Can someone help me with this Algebra problem?

[OCNewbie]

Final is tomorrow and this is on the practice test

(7a²-3a)-[(2a²-4a)+(3a²+6)]

I presume there is factoring involved, but I'm unsure of the answer. I know you have to combine like terms, etc., but I'm just stuck.

btw, to do the X² power of 2 symbol, hold down alt and type 253 on numpad.
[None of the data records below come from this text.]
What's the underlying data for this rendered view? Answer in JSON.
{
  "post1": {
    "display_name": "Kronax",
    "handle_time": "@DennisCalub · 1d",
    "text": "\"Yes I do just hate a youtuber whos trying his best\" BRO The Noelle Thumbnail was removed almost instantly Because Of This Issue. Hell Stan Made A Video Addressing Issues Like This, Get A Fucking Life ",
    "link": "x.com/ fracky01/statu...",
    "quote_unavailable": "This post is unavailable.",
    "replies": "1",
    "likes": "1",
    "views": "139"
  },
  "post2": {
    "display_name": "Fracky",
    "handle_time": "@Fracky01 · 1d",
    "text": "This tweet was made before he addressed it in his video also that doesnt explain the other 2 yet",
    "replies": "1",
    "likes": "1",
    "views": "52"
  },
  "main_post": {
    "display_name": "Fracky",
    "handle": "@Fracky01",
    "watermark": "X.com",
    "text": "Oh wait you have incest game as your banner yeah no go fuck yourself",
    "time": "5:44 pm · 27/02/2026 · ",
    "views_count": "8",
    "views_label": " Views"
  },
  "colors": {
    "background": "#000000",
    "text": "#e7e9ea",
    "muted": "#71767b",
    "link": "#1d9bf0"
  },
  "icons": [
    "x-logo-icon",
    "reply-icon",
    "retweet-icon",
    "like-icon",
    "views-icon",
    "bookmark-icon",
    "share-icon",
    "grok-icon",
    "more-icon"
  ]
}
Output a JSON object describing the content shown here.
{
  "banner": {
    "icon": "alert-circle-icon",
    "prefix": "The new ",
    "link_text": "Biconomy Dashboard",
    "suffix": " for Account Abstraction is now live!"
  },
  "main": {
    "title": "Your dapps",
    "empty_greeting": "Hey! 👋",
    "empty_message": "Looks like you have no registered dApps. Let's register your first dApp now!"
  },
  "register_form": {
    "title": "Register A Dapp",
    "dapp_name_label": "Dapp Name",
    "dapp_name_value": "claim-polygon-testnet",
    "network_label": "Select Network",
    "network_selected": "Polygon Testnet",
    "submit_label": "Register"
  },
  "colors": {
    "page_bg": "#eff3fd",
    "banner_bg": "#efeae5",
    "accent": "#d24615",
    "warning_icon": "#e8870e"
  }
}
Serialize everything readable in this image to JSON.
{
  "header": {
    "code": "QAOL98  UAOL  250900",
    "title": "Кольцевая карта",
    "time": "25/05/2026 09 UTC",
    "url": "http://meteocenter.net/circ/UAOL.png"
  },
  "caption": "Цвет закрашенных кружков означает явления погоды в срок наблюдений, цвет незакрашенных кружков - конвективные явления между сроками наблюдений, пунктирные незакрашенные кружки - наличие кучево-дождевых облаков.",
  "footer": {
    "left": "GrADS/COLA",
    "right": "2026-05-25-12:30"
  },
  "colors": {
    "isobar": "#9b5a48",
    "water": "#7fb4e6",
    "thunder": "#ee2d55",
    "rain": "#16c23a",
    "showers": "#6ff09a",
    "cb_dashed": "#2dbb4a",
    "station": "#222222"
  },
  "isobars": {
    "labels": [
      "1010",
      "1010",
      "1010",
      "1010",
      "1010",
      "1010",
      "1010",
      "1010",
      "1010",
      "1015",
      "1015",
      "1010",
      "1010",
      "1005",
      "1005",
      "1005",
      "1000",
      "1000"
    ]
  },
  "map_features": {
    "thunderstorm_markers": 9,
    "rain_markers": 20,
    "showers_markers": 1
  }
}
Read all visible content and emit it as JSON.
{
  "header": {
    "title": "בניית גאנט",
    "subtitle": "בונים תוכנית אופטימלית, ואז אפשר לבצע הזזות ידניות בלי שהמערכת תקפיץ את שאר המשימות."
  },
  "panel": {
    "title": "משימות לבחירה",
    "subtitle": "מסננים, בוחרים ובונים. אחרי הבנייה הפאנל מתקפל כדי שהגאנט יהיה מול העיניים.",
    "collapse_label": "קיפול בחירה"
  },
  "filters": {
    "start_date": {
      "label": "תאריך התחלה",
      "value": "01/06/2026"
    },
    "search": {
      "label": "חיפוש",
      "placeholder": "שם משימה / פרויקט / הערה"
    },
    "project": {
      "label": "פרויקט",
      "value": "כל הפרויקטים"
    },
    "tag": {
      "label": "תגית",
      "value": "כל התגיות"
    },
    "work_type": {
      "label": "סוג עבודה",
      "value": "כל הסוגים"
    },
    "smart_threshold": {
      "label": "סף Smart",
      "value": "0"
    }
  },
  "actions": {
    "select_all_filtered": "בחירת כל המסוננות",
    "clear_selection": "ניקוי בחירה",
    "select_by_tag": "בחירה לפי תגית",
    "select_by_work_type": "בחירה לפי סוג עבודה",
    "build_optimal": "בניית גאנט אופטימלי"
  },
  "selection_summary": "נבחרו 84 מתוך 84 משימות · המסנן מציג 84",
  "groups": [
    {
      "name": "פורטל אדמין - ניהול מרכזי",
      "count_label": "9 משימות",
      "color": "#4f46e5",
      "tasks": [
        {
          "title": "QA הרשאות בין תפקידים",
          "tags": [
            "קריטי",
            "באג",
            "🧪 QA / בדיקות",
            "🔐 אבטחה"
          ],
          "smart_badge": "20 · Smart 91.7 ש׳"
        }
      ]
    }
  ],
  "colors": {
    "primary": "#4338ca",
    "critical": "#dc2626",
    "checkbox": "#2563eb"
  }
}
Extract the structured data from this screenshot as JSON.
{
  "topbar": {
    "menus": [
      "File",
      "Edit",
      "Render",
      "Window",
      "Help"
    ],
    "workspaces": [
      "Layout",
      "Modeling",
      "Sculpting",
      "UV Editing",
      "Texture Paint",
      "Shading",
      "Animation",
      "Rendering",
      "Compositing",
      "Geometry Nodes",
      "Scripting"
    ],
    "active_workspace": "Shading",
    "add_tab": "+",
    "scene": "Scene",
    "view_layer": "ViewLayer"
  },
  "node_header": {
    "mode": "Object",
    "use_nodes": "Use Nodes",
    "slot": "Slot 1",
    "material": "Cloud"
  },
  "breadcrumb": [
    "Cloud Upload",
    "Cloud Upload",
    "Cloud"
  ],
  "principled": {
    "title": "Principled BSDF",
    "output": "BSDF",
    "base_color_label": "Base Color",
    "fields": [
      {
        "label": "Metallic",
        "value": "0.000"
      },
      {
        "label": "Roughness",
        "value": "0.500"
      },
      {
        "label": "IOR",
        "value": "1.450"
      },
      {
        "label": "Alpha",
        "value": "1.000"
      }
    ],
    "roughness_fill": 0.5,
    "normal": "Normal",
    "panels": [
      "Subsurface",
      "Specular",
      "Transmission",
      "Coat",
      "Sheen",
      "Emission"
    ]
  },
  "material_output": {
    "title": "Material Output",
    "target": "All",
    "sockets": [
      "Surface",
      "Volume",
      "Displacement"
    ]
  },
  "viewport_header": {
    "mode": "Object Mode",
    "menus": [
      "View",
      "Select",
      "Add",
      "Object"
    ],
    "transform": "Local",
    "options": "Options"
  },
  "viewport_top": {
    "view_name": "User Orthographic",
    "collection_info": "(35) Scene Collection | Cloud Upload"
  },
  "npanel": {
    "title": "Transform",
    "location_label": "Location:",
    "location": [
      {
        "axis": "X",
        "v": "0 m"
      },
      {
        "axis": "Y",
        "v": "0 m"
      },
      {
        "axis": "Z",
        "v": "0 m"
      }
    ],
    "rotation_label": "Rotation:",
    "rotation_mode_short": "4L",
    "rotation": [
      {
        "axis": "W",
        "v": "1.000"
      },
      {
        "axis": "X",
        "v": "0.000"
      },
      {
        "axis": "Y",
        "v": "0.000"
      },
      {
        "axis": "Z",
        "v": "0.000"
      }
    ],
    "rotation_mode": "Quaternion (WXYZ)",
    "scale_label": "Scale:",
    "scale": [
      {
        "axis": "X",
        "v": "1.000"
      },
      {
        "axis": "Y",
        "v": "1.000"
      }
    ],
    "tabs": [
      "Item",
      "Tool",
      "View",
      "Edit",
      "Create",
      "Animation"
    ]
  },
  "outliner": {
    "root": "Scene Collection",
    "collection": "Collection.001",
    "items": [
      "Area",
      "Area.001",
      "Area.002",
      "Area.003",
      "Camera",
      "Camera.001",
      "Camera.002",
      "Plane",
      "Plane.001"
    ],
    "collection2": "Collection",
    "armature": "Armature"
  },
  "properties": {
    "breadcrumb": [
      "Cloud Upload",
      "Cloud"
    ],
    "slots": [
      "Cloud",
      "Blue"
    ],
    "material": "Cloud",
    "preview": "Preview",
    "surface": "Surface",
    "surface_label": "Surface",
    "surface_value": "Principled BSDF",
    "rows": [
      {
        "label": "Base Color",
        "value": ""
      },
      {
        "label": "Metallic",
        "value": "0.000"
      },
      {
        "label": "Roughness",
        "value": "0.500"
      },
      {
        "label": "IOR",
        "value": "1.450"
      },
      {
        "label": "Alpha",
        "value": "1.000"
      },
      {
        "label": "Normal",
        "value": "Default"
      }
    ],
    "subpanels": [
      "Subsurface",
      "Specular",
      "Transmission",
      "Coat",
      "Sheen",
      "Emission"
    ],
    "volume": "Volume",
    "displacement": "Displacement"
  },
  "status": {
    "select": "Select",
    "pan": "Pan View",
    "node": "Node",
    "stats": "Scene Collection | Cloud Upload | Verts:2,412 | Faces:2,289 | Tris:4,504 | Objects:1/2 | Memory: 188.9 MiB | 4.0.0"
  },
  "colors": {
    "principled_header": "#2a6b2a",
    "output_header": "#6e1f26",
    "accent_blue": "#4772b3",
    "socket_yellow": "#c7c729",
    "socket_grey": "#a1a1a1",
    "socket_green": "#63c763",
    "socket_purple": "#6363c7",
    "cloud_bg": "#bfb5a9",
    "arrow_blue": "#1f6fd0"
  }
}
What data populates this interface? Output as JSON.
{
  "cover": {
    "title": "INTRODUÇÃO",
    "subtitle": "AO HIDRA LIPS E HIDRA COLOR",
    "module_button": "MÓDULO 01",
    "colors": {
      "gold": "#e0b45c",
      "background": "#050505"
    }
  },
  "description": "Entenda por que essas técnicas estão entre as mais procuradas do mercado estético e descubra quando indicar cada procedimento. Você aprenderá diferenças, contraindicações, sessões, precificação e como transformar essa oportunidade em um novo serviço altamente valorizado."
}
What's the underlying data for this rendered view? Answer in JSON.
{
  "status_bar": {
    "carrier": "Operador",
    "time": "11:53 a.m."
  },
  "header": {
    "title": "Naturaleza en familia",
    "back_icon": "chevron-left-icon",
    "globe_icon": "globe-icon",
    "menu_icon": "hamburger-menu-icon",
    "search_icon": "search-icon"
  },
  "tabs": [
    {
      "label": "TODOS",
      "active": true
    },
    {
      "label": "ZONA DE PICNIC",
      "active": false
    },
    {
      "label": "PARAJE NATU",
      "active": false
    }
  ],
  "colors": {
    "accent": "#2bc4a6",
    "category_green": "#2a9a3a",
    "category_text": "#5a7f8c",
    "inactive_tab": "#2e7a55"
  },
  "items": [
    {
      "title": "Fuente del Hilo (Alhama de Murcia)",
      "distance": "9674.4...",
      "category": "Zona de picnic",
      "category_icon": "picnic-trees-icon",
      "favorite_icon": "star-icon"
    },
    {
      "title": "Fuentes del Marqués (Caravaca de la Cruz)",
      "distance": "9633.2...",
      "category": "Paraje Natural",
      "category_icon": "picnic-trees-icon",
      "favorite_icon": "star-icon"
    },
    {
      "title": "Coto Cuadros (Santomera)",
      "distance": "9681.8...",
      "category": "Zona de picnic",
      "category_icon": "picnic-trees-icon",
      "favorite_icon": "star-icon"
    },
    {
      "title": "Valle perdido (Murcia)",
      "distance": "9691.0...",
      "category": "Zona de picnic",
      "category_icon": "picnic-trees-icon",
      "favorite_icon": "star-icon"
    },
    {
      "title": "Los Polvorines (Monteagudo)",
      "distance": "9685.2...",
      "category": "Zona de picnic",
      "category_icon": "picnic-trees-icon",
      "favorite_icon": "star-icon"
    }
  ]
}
TYIA for any assistance =)

 

[txrandom]

There's nothing to solve, that's not an equation.

 

[hypn0tik]

(7a²-3a)-[(2a²-4a)+(3a²+6)] = 7a^2 - 3a -2a^2 + 4a -3a^2 -6 = (7-2-3)a^2 + (-3 + 4)a -6 = 2a^2 +a -6 = (2a - 3)(a + 2)

Edit: a^2 = a²

 

[txrandom]

2a^2 + a - 6 = 0

(2a - 3) * (a + 2) = 0

a= 3/2 , -2

 

[OCNewbie]

Yeah, I think I figured it out. I think I was just thrown off by all the parenthesis/brackets. I guess there is no multiplication involved, so it's just a straight transfer the negative, after combining the terms in the brackets, etc. That way gave me the right answer. I have an answer sheet, just not a how-to-do-the-problem listing.

I think I was making it much more complicated than it really was. Thanks again =)

Edit - Answer according to answer sheet - (2a² + a - 6)

Don't have to set equal to zero, that's the final answer right there in parenthesis.